I am so bad at satire that I'm not even going to try it. I take heart in knowing that even a writer as great as Steinbeck decided he was bad at it, too. What he created, Grapes of Wrath, was so much better. Profound.

You, Phil, have learned the art well. I continue to have tremendous respect for you and your craft. The only person who comes close is Stephen Colbert. And, of the two, I do believe you are better, because Colbert can only wear one satirical mask, while you have worn multiple masks, each one artfully done.

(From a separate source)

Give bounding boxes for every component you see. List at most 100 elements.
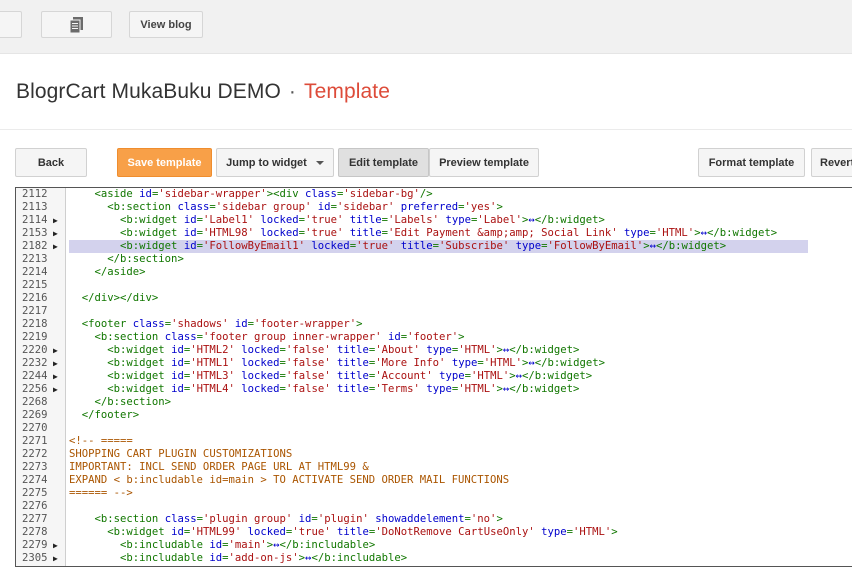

Thank you, sir, for the service you continue to perform.

Phil Cubeta

Thank you for the kind words, Debbie, and or the link that set this post in motion. Almost everyone takes it that satire is like irony or sarcasm directed in a superior sort of way at others. Some works like that, Juvenal, Martial. But it is unbalanced because it does not put itself under the same knife it uses on others. Laughing at is not laughing with. The best satirist demonstrates the cure by operating on himself. Why should he not heal himself first? "What makes me so perfect that I should take others to task so readily?" Asking such a question seems to have precipitated Steinbeck's shift of genre. He repented of satire as irony directed at others. Colbert, Stewart, and others - it gets hard to stay in character, the same role, it becomes an old habit, like Ricky Nelson singing his songs at garden parties. I am trying to find a way to write myself as a character, within current web conventions of writing under you own name. It is much harder than using masks with bylines. The advantage, I guess, is that it confuses people more.